On 22.03.25 06:33, David Hildenbrand wrote:
On 22.03.25 01:14, Jann Horn wrote:
On Fri, Mar 21, 2025 at 10:54 PM Lorenzo Stoakes
<lorenzo.stoakes@xxxxxxxxxx> wrote:
diff --git a/mm/mremap.c b/mm/mremap.c
index 0865387531ed..bb67562a0114 100644
--- a/mm/mremap.c
+++ b/mm/mremap.c
[...]
+/*
+ * If the folio mapped at the specified pte entry can have its index and mapping
+ * relocated, then do so.
+ *
+ * Returns the number of pages we have traversed, or 0 if the operation failed.
+ */
+static unsigned long relocate_anon(struct pagetable_move_control *pmc,
+ unsigned long old_addr, unsigned long new_addr, pte_t pte,
+ bool undo)
+{
+ struct page *page;
+ struct folio *folio;
+ struct vm_area_struct *old, *new;
+ pgoff_t new_index;
+ unsigned long ret = 1;
+
+ old = pmc->old;
+ new = pmc->new;
+
+ /* Ensure we have truly got an anon folio. */
+ page = vm_normal_page(old, old_addr, pte);
+ if (!page)
+ return ret;
+ folio = page_folio(page);
+ folio_lock(folio);
+
+ /* no-op. */
+ if (!folio_test_anon(folio) || folio_test_ksm(folio))
+ goto out;
+
+ /*
+ * This should not happen as we explicitly disallow this, but check
+ * anyway.
+ */
+ if (folio_test_large(folio)) {
+ ret = 0;
+ goto out;
+ }
Do I understand correctly that you assume here that the page is
exclusively mapped?

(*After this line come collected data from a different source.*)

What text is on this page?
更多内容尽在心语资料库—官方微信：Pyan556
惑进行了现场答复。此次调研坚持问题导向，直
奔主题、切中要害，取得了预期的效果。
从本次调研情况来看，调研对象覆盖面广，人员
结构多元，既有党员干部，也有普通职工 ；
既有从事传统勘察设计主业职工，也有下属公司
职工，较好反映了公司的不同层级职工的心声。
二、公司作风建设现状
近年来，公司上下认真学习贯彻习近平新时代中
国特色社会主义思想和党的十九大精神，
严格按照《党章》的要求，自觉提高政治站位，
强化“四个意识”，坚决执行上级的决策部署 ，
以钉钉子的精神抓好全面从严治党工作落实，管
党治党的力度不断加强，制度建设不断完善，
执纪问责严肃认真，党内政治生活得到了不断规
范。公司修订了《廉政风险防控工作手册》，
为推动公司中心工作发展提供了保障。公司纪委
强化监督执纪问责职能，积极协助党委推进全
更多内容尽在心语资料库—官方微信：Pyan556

Maybe we could at least
WARN_ON(folio_mapcount(folio) != 1) or something like that?
(I was also wondering if the PageAnonExclusive bit is somehow
relevant, but we should probably not look at or touch that here,
unless we want to think about cases where we _used to_ have a child
from which the page may have been GUP'd...)
UFFDIO_MOVE implements something similar. Right now we keep it simple:
if (folio_test_large(src_folio) ||
folio_maybe_dma_pinned(src_folio) ||
!PageAnonExclusive(&src_folio->page)) {
err = -EBUSY;
goto out;
}
Whereby we
a) Make sure we cover all PTEs (-> small folio, single PTE). Large
PTE-mapped folios are split.
b) Make sure there are no GUP pins (maybe not required here?)

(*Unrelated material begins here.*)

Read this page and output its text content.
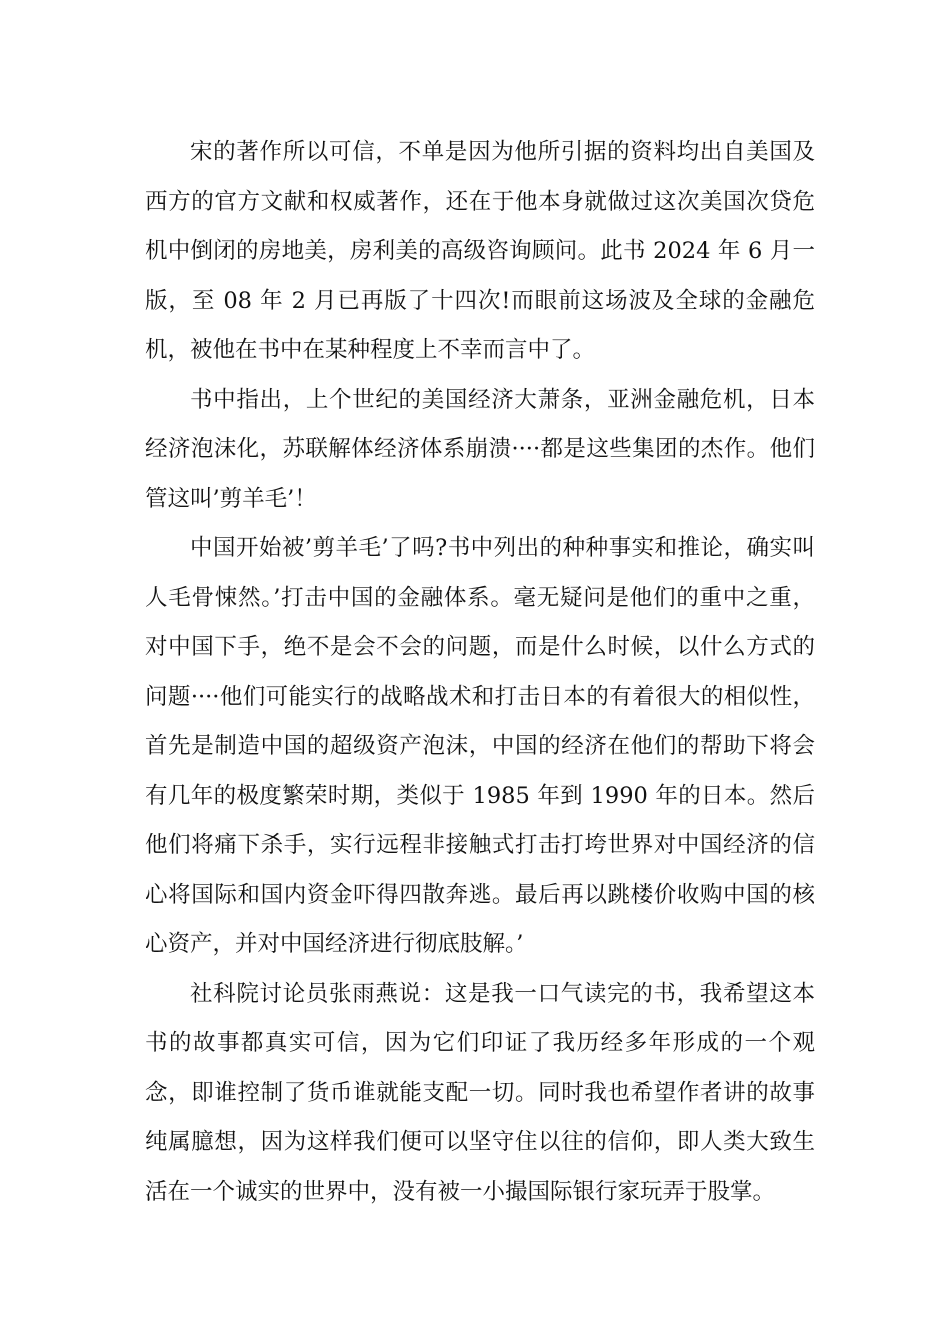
宋的著作所以可信，不单是因为他所引据的资料均出自美国及西方的官方文献和权威著作，还在于他本身就做过这次美国次贷危机中倒闭的房地美，房利美的高级咨询顾问。此书 2024 年 6 月一版，至 08 年 2 月已再版了十四次!而眼前这场波及全球的金融危机，被他在书中在某种程度上不幸而言中了。

书中指出，上个世纪的美国经济大萧条，亚洲金融危机，日本经济泡沫化，苏联解体经济体系崩溃····都是这些集团的杰作。他们管这叫’剪羊毛’！

中国开始被’剪羊毛’了吗?书中列出的种种事实和推论，确实叫人毛骨悚然。’打击中国的金融体系。毫无疑问是他们的重中之重，对中国下手，绝不是会不会的问题，而是什么时候，以什么方式的问题····他们可能实行的战略战术和打击日本的有着很大的相似性，首先是制造中国的超级资产泡沫，中国的经济在他们的帮助下将会有几年的极度繁荣时期，类似于 1985 年到 1990 年的日本。然后他们将痛下杀手，实行远程非接触式打击打垮世界对中国经济的信心将国际和国内资金吓得四散奔逃。最后再以跳楼价收购中国的核心资产，并对中国经济进行彻底肢解。’

社科院讨论员张雨燕说：这是我一口气读完的书，我希望这本书的故事都真实可信，因为它们印证了我历经多年形成的一个观念，即谁控制了货币谁就能支配一切。同时我也希望作者讲的故事纯属臆想，因为这样我们便可以坚守住以往的信仰，即人类大致生活在一个诚实的世界中，没有被一小撮国际银行家玩弄于股掌。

c) The folio is exclusive to this process
On additional note as my memory comes back: if PAE is set, there cannot
be other (inactive) mappings from the swapcache. So whenever we use
folio lock + mapcount data, the possibility of the swapcache (having
inactive mappings from other processes etc.) must be considered.
--
Cheers,
David / dhildenb